SATURNO was a playful maelstrom of these influences, a concept album that positioned the Puerto Rican star, who donned a chic cyberpunk aesthetic for the release, as an experimental and meticulous presence. He set the bar as an unconventional mainstream reggaetonero, both in his own work and in collaborations (take Tainy’s recent producer project DATA, where Alejandro goes back and forth effortlessly with Skrillex and Four Tet). His crooning tenor is one of the prettier voices among the Olympus of pop reggaeton titans, and his moves are unmatched; just ask the Jabbawockeez, the iconic masked hip-hop crew who spent the last few months breakdancing alongside Alejandro on tour. On PLAYA SATURNO, envisioned as a “spinoff” of its celestially minded predecessor, Alejandro attempts to stretch the stardust to the tune of 14 new songs. Unfortunately dampened by filler tracks, the album winds up lost in space.

For starters, many of the collaborations struggle to live up to their promise. Alejandro’s reliably excellent vocal performances, full of careening vocoder belting and enviably erotic delivery, are still not enough to bring everything together. On lead single “Si te pegas,” Spanish pop icon Miguel Bosé makes a treasured appearance after eight years of vocal difficulties. But rather than a legendary comeback, Bosé’s feature feels tacked-on; his famously velveteen voice shines briefly before he drowns in an ocean of tepid keys and snare rolls. Guanajuato’s golden boy Junior H makes an appearance on “Picardía,” but doesn’t indulge in the relaxed drawl that makes corrido tumbado so powerful. Instead of a potentially exciting cross-genre moment, the rising Mexican star is squashed into a copy-paste feature that could have been spit by anyone.

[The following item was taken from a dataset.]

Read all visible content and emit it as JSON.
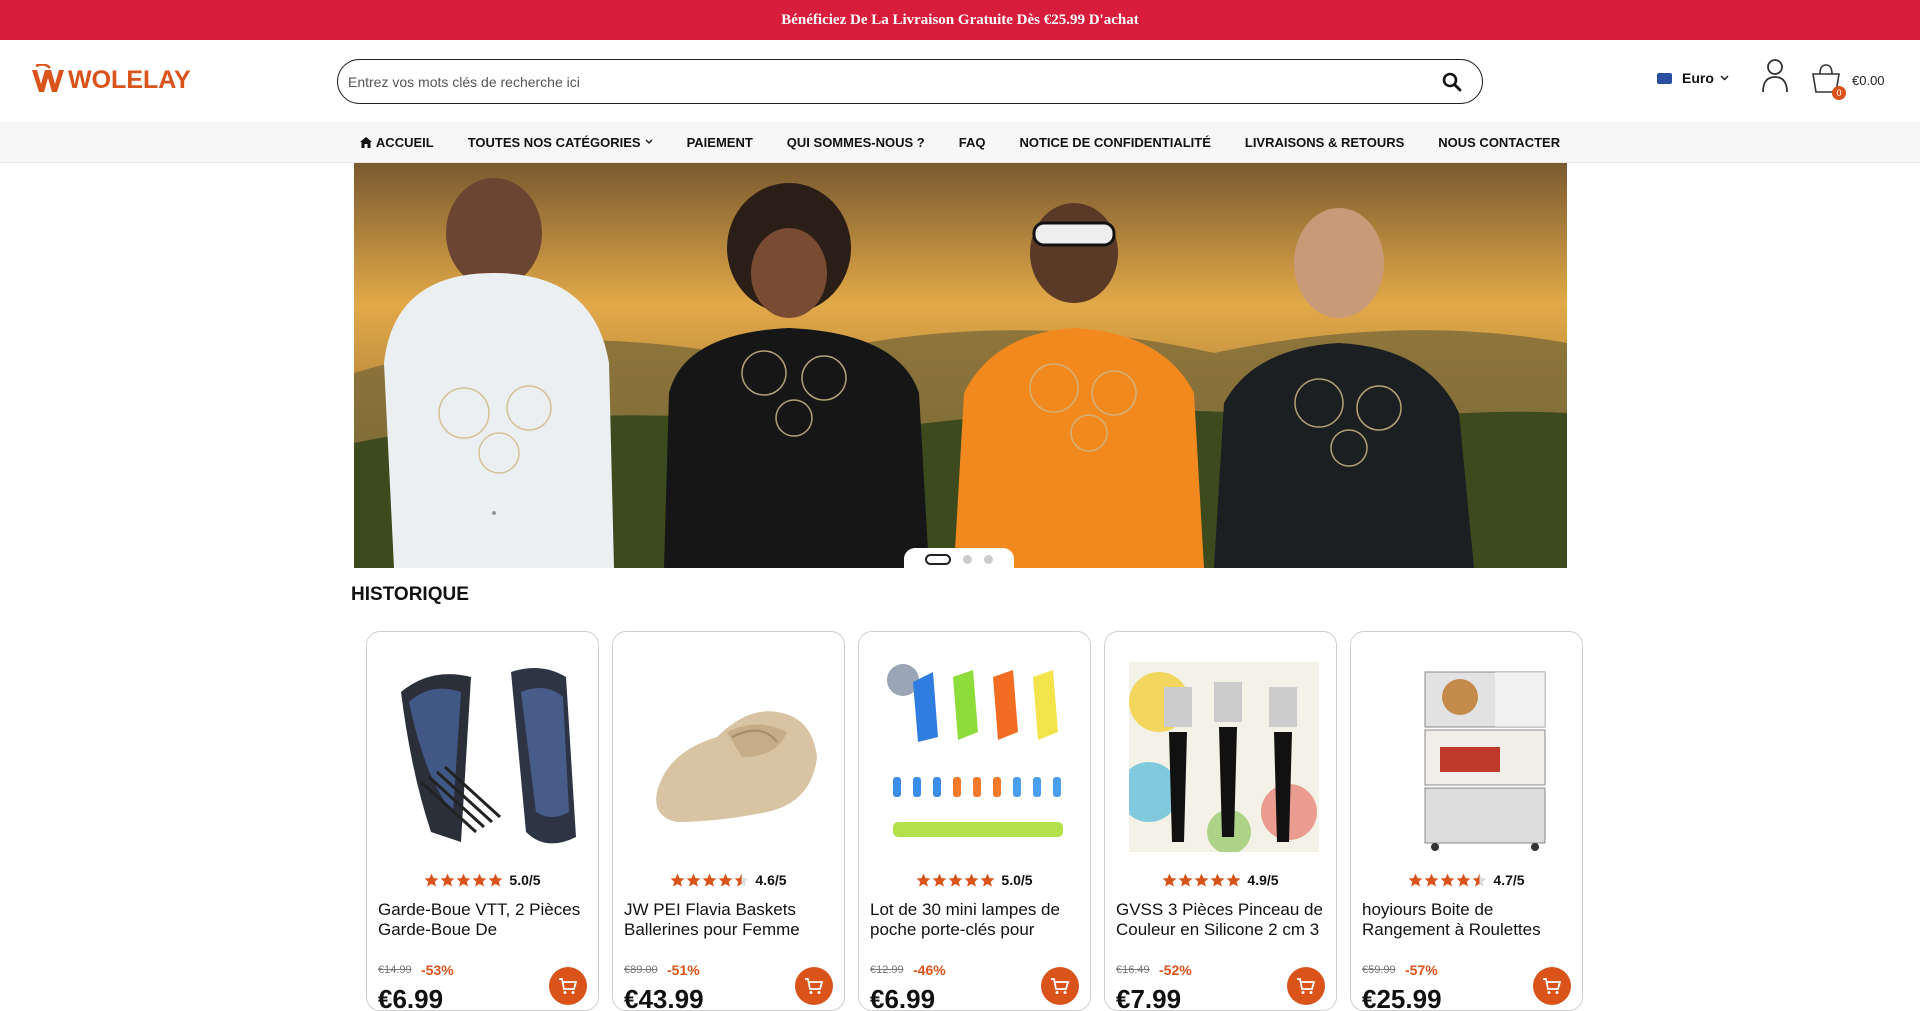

This is not to say there aren’t showstoppers. The Ivy Queen feature “Celebrando,” a deliciously disjointed electro-perreo that spotlights her distinctive snarl and interpolates the iconic harpsichord of her signature song “Quiero bailar,” feels like an intentional co-sign of El Zorro by La Caballota. Jowell & Randy’s appearance on the appropriately named “Ponte nasty,” a horny anthem with a dembow beat straight out of a sweaty marquesina, adds a touch of grime to one of the hardest tracks at this cosmic beach bash. “I want to fuck her/She wants to fuck me,” Alejandro breathily rasps in English, tapping into the cheeky confidence that makes him so irresistible.

Alejandro’s Bizarrap session, released last month, closes the album on a high note. After a slog of generic beats built for the background music of the afters, long after anyone has stopped listening, it feels unearned. Not even Kenobi Sensei’s ever-shiny production, which has bolstered Alejandro from the start, can make PLAYA SATURNO stand on its own; nor can experiments like the downtempo reggae track “No me sorprende.” Without a framework that allows the real gems to shine, PLAYA SATURNO is just another party album, a chart-chasing reggaeton offering that could move bodies on the dancefloor, but won’t move the needle. It feels imprecise to think of this album as a true sequel to SATURNO, even though it was crafted as a continuation. If the initial record harnessed the energy of the planet, this collection more closely resembles Saturn’s rings: a shiny decoration of ice and dust held in place by the gravity of a more substantial body.